A scalable, commodity data center network architecture Summary

A scalable, commodity data center network architecture

Overview

By connecting half of the ports of commodity network switches to the hosts, and half of the ports to aggregation switches, this paper presents a solution to datacenter topology where oversubscription ratio should ideally be 1 with minimized equipment cost.

The new topology comes with the complexity of routing, which is taken advantage by means of a two level prefix+suffix routing table. The routing algorithm is implemented using special hardware TCAM.

TCAM can look up memory using don’t care bits

Main contribution is huge cost reduction (commodity device), fault tolerance (multi-path), scaling (not limited by equipment, as hierarchal topology does), bisection bandwidth increase by using Clos.

Background

Datacenter has unique traffic patterns. There are tens of thousands of hosts to be connected and each is expected to almost fully utilize the bandwidth to each other. Oversubscription ratio is defined as the ratio of the aggregate bandwidth of all hosts when all hosts are communicating at the same time, over the total bisection bandwidth of the whole topology.

1:1 oversubscription means that all hosts potentially can talk to any other hosts at full bandwidth of the interface
oversubscription exists to lower the cost

One straightforward solution is to use more bandwidth at uplink ports.

(side note: the actual topology used by ISP because the very low probability that every user will use full bandwidth at the same time)
expensive
not solving the root problem

(Another solution is InfiniBand, but it’s using special protocol and is very expensive)

There are two main driving factors for datacenter topology

cheap
fast

Fat Tree

Reapplying a design by Charles Clos from 50 years ago.

As shown in the figure 3 from the paper, there are three layers of switches (or router, or switch with routing functionality. it’s just a term)

core (\((k/2)^2\) switches)
aggregation (\(k/2\) switches)
edge (\(k/2\) switches)

There are \(k\) pods (sub-networks). The switches on the edge layer has \(k/2\) connections to hosts, \(k/2\) connection to switches in aggregation layer. Similar for the aggregation layer. And each switch in the core layer has one connection to each pod. \(k^3/4\) hosts are supported for such a fat tree using \(k\)-port switches. \(k=4\) in the figure

There are \((k/2)^2\) paths for hosts in different pods.
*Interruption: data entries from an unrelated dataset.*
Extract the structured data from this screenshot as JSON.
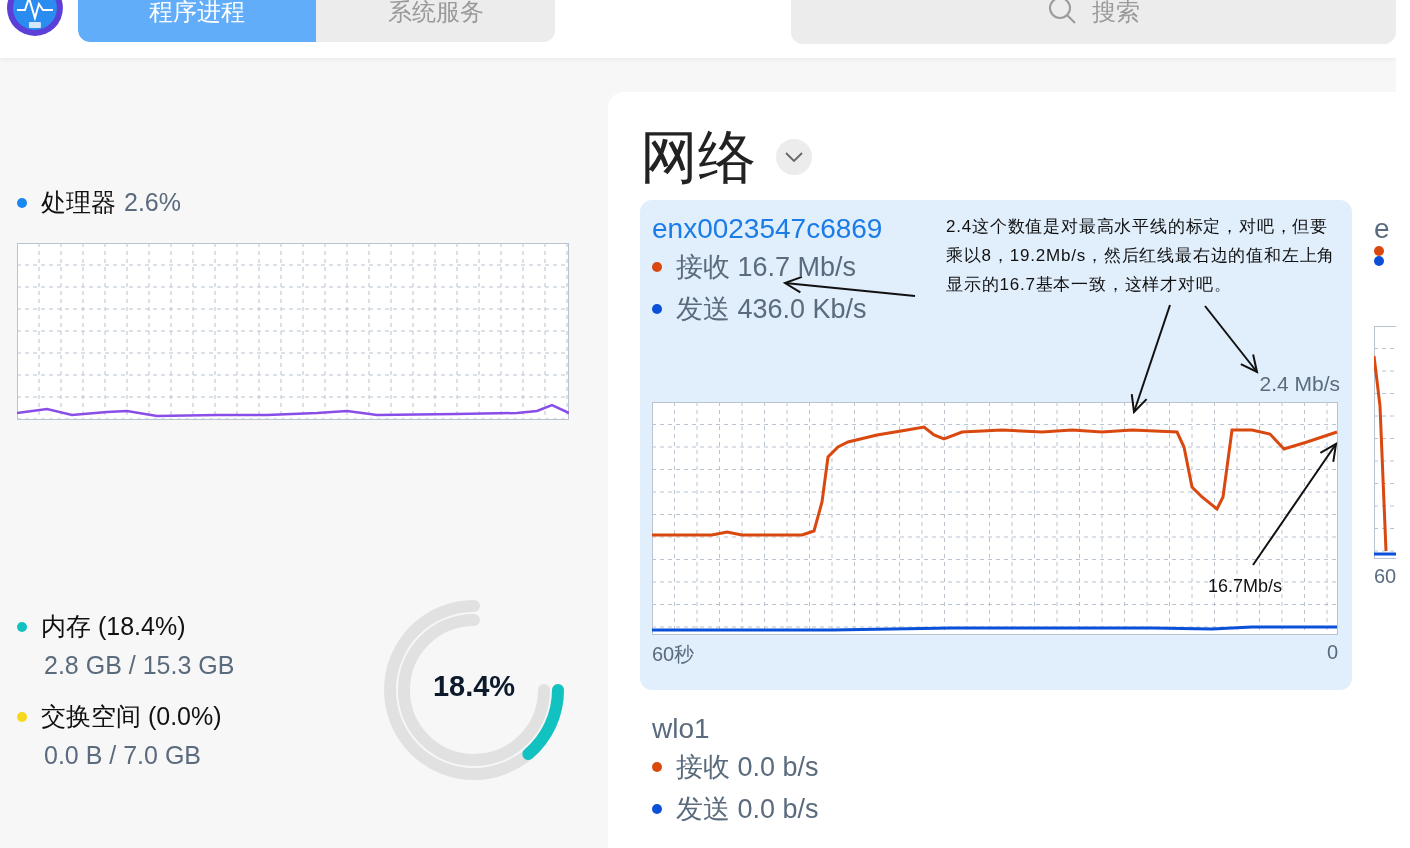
{
  "tabs": [
    {
      "label": "程序进程",
      "selected": true
    },
    {
      "label": "系统服务",
      "selected": false
    }
  ],
  "search": {
    "placeholder": "搜索"
  },
  "cpu": {
    "label": "处理器",
    "reading": "2.6%",
    "color": "#1a88f0"
  },
  "memory": [
    {
      "label": "内存 (18.4%)",
      "usage": "2.8 GB / 15.3 GB",
      "color": "#12c2c0"
    },
    {
      "label": "交换空间 (0.0%)",
      "usage": "0.0 B / 7.0 GB",
      "color": "#f8d81c"
    }
  ],
  "gauge": {
    "reading": "18.4%",
    "level": 0.184
  },
  "network": {
    "title": "网络",
    "interfaces": [
      {
        "name": "enx0023547c6869",
        "selected": true,
        "rows": [
          {
            "label": "接收 16.7 Mb/s",
            "color": "#d9480f"
          },
          {
            "label": "发送 436.0 Kb/s",
            "color": "#0b50d8"
          }
        ],
        "scale": "2.4 Mb/s",
        "x_start": "60秒",
        "x_end": "0"
      },
      {
        "name": "e",
        "selected": false,
        "rows": [
          {
            "color": "#d9480f"
          },
          {
            "color": "#0b50d8"
          }
        ],
        "x_start": "60"
      },
      {
        "name": "wlo1",
        "selected": false,
        "rows": [
          {
            "label": "接收 0.0 b/s",
            "color": "#d9480f"
          },
          {
            "label": "发送 0.0 b/s",
            "color": "#0b50d8"
          }
        ]
      }
    ]
  },
  "annotations": [
    {
      "text": "2.4这个数值是对最高水平线的标定，对吧，但要乘以8，19.2Mb/s，然后红线最右边的值和左上角显示的16.7基本一致，这样才对吧。"
    },
    {
      "text": "16.7Mb/s"
    }
  ]
}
new problem: lots of wires (not mentioned in the paper)
- problem of bandwidth vs cost now becomes IT adminstration
- so many fibers in datacenter physically, really hard to find and replace broken one. relies on reliability of the hardware
new problem: how to route

Addressing

See paper section 3.2.

pod switch: \(10.pod.switch.1\) (aggregation + edge. switch is left-to-right, bottom-to-top)
core switch: \(10.k.j.i\) (recall there are \((k/2)^2\) core switches)
host: \(10.pod.switch.ID\) (from the switch it connects to)

Two Level Routing

Figure 4 in the paper gives an example of routing table of a switch in aggregation layer.

The first level is the prefix of the IP range within pod

\(10.MyPod.EdgeSwitch1.0/24 -> port0\) means all hosts connected to \(EdgeSwitch1\) using \(port0\)

The second level is the suffix of all other IPs beyond this pod

prefix will be mapped before suffix, based on the nature of TCAM
the second level is simply load balancing the routing paths using ID
\(0.0.0.2/8 -> port2\) means load balancing all traffic to hosts with ID 2 in other networks using paths on port2

The routing table of edge layer switches only has the second level (the suffix) as directly connected hosts are switched.

The routing table of core layer switches is one-level straightforward mapping of \(10.x.0.0/16\) to pods.

This simple load balancing design works well when flows among individual hosts are roughly similar in size. It works well in practice.

Discussion

The real datacenter adopt and modify this topology. The 1:1 oversubscription ratio may not be necessary in real life, and other issues will arise (manageability complexity due to number of links).

There are some centralized flow control and fault tolerance mentioned in the paper, but they are less important.

The real impact: 37M dollars design reduced to 8.64M dollars connecting 27,648 hosts.